Languages I'll try to learn something of this year: French, Latin, Mandarin, Classical Chinese, German, and now also Japanese and Yucatec Maya.
The first four are languages I like on their own, associated to cultures I have a lot of interest in. German and Japanese are mostly just for reading linguistics research on the previous four (there is plenty of good stuff on Romance languages and Latin in German, and on Classical Chinese in Japanese).

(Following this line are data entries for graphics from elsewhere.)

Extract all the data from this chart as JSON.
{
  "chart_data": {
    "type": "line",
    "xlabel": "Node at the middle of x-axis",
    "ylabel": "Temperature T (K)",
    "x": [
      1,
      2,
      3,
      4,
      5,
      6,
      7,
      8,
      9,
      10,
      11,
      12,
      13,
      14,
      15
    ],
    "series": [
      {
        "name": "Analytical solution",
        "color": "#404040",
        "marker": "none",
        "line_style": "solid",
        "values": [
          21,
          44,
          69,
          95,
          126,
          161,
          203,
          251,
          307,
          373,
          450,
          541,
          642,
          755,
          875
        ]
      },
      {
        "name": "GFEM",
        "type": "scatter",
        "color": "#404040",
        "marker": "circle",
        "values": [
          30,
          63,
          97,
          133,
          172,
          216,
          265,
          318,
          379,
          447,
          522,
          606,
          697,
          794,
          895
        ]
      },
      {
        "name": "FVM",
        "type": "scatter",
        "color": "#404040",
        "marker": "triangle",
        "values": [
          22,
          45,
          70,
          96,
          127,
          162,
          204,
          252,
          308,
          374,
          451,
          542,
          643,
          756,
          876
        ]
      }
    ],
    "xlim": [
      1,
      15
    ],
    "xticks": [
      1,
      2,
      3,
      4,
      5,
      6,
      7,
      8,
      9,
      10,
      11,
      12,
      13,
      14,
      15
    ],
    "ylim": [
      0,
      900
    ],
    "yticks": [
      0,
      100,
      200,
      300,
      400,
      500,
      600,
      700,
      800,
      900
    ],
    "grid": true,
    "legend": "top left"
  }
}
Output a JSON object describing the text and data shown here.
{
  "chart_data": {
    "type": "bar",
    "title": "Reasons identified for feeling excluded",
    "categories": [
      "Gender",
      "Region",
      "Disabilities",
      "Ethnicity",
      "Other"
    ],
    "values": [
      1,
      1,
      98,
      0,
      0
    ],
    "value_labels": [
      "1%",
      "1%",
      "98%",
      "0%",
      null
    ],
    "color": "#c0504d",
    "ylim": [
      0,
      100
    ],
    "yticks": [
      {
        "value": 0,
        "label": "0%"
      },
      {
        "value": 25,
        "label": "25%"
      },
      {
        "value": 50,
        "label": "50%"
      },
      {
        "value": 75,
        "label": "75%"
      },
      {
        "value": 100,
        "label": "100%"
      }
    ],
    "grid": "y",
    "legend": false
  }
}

I've long wanted to learn a non-trivial amount of a South American indigenous language, but keep on not getting around it; maybe this will be the year. My interest in learning such a language mostly comes from some curiosity for what it's like to learn a minority language, and I'd like to make good use of my Spanish both to learn such a language and later on to produce resources others might find useful. I've been able to get a hold of two Yucatec Maya dictionaries (published in 1998 and 2009), but they're both basically long glossaries with no grammatical information other than word class, only one definition per word, and with no example sentences. If I could eventually get a hold of literature in the language, I think I could write something better relatively easily. I *think*. But maybe this is too ambitious (it probably won't be easy to get native speakers to check entries either, if I were to add example sentences), so at the very least, a dictionary with more grammatical information per entry would be desirable. I'd put it online for free too, of course. I also admit Yucatec Maya is kind of a random choice; I could've decided to learn Nahuatl or Quechua or something else instead.
If anybody was wondering about my Arabic, I've been feeling a bit less enthused about Standard Arabic lately, mostly because my plans for this year changed. However, now that I'm moving to Montreal, a city where I'm likely to come across Arabs more often than here in Vancouver, I wonder if I might finally find some encouragement within myself to learn a dialect instead. We'll see.
So, to start off the year on the right foot, I spent much of the morning of January 1st re-reading part of the beginning of the Zhuangzi, a book I like a lot (along with an English translation of course). I was happy to identify what is really an ancient Chinese equivalent of Horace's ars longa, vita brevis 'the art is long, life is short', right at the beginning of the third chapter of the Zhuangzi, a similarity I had missed in previous readings!
- 吾生也有涯,而知也無涯。
1 live TOP have shore, and know TOP not.have shore
'My life has a shore (a limit), but knowledge has none.'
I admit that sometimes I get pessimistic towards my language learning, particularly for French, as in spite of having studied it for so long I still find myself looking up somewhat basic words or collocations whenever I try to write anything. I sometimes have to write in French at my job, and every time I get a good reminder of how far I still have to go. So these sayings speak to me here.
When I speak French at meetups I just make up rewordings and circumlocutions of what I want to say, which is okay especially for that environment, but when writing in it at my job, I feel pressure to try to produce actual passable French. You see three stars in my profile but I'm only B2 (and not a solid B2 at that, really, although I justify it by thinking my passive skills are a lot better than the active ones). Yes, considering I'm moving to Montreal in 9 months, I know I should really just focus on French, but ehhh, I know myself and so I know I'll get inevitably distracted with Latin and Chinese.
From January to April, I'm taking a couple evening courses on some computer science topics, which I expect will consume a good deal of what would be my free time. But from May to mid-August I'll compensate for it by doing a "summer TAC" like the one I did in 2015 to some success.